Organizer Michael Cheuk asked if anyone learned anything, and there was a sea of upstretched hands.
“That was really inspiring to me to see every hand go up,” Cheuk told the Daily Progress a few moments later.
The volunteer coordinator for the Charlottesville Clergy Collective, a group of religious leaders, Cheuk organized the Aug. 12 event as both a celebration of a new book published by the collective and as a sort of brainstorming session by mixing religious strangers at 24 tables.
“We randomized all of the tables,” said Cheuk. “They’re able to talk to folks who are not in their congregation.”
As Cheuk called on each table to ask for their ideas, participants jotted them on green sheets of paper and read them aloud:
Someone said the local synagogue, Congregation Beth Israel, might offer its space for meetings.
Someone wants to convene an event to give greater attention to existing nonprofit groups.
“Lovely, thank you so much,” Cheuk said to one table.
It was a racially diverse gathering, and Cheuk noted that the crowd contained a wealth of knowledge, but toward the end of the idea-sharing, a woman named Linda Goldstein noticed something.
“As I look around the room, most of the faces are over the age of 40 or maybe over the age of 50,” said Goldstein. “We need to be broad enough that young people are comfortable working with us to resolve the problems of the community because it’s their future too.”
Earlier events included personal remembrances of the day that rocked the national conscience due to the naked expressions of racism and the murder of anti-racist counterprotester Heather Heyer in a car attack downtown.
“Standing Up to Hate” assembles many remembrances into a book.
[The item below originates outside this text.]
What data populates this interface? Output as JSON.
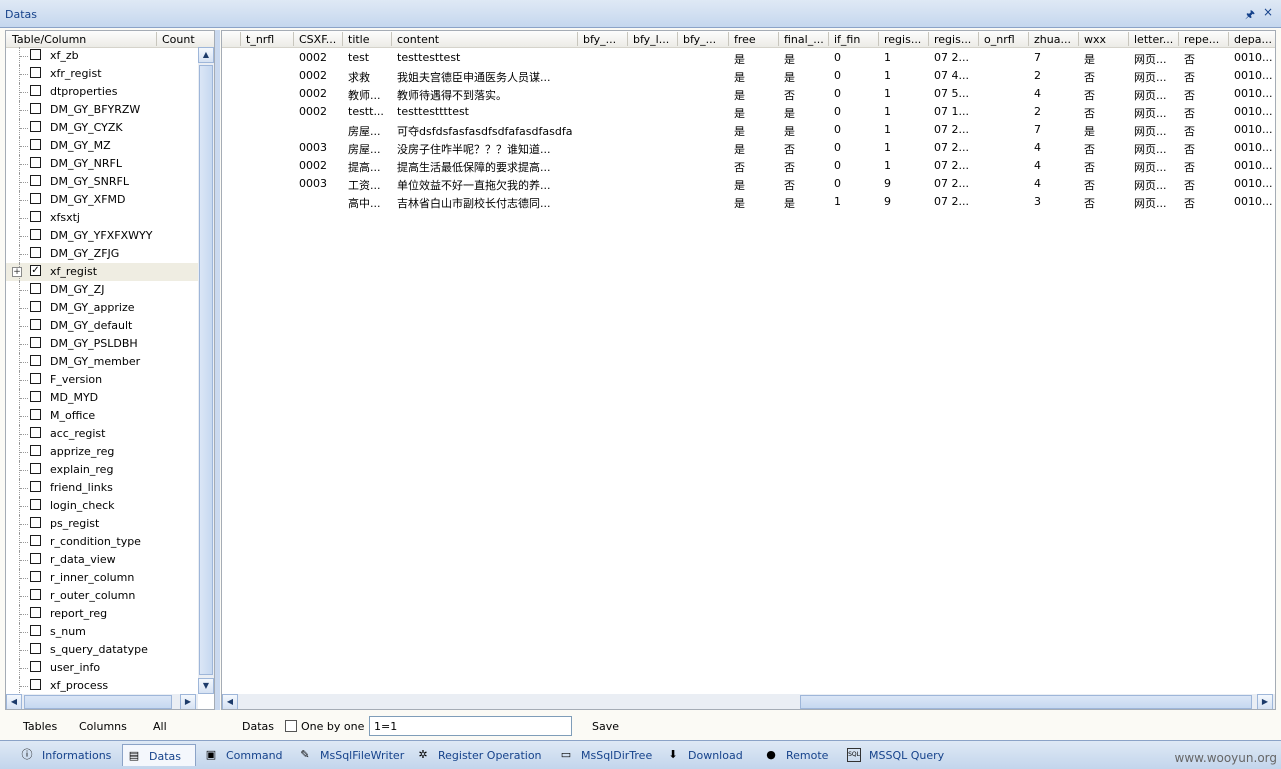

It’s a collection of first-person accounts by collective members on how they deal with the day that Heyer died and dozens more were injured.
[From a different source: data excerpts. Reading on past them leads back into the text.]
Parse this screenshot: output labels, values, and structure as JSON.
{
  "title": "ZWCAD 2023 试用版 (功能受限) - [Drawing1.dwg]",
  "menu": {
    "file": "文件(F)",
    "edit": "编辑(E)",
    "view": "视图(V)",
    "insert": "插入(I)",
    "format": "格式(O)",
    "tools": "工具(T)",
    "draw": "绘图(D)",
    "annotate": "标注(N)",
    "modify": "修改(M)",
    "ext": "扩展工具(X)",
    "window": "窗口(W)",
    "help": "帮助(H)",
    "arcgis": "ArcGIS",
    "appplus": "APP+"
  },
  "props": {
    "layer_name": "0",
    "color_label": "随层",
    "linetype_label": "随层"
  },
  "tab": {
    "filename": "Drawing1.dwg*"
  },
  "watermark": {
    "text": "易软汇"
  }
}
“I am totally thrilled,” attendee Richard “Freeman” Allan told the Daily Progress, “to see the gathering and the creative, thoughtful interactions of 150 people in the community reacting to the Clergy Collective’s phenomenal book, ‘Standing up to Hate’ and the creativity of community members working vigorously toward healing the divides that we are still faced with in Charlottesville.”
Allan sparked headlines in 2020 for removing a public plaque that he found too small in its commemoration of the slave trafficking that took place on the city’s Court Square. Now he has a book of his own coming out: “A History of Racism in Charlottesville.”
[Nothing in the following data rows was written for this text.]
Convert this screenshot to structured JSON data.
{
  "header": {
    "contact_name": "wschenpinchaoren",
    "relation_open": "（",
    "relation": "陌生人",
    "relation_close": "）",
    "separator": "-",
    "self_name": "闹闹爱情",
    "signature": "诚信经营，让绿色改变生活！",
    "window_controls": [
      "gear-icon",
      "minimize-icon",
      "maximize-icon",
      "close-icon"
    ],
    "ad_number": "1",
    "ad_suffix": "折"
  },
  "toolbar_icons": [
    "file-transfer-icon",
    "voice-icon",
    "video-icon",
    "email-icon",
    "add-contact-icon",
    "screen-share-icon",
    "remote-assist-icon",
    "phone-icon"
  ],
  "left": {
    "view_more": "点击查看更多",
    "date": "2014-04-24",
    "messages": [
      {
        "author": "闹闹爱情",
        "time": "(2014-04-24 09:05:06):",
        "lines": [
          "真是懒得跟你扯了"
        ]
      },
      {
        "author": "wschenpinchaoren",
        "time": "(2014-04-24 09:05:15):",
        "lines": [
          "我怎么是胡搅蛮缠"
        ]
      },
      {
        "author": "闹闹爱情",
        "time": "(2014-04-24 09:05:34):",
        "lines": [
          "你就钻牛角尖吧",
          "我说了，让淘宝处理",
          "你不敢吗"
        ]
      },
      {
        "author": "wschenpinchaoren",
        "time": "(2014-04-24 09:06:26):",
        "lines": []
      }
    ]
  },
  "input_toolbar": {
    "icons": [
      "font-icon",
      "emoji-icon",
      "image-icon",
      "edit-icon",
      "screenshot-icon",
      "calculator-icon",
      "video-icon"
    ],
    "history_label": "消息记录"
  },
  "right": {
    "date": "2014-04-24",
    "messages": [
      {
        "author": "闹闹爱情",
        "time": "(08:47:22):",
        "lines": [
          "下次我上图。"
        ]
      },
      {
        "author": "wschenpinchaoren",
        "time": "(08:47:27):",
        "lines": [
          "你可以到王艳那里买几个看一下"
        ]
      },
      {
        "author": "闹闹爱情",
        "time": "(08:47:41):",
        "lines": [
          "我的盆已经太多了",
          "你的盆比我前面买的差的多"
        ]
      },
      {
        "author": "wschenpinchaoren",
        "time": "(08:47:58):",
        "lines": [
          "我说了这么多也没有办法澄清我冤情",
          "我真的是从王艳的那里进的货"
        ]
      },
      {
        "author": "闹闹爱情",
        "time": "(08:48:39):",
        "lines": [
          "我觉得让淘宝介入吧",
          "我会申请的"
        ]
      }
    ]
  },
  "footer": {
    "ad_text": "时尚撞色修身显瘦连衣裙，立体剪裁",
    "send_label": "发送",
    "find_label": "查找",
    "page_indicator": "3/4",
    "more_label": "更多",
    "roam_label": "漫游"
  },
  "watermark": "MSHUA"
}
Cheuk said that there’s no firm roadmap for next steps but added that participants were encouraged to exchange contact information with each other to follow up on their action ideas.
The collective’s president, Apostle Sarah Kelley of Faith, Hope, and Love International Healing and Deliverance Center, told The Daily Progress that Aug. 12 still means trauma for many people.
“It’s trauma that I’m hoping will be healed,” she said, shortly after delivering a closing prayer.
“I ask God right now to anoint each and every one of us that we won’t change our hearts towards anything except racial reconciliation, and he wants that unity in us,” she said.
Don Gathers, a deacon at First Baptist Church, took another approach.
“It’s important that we continue to have events like this,” said Gathers. "but it’s important that we don’t let anyone else forget.”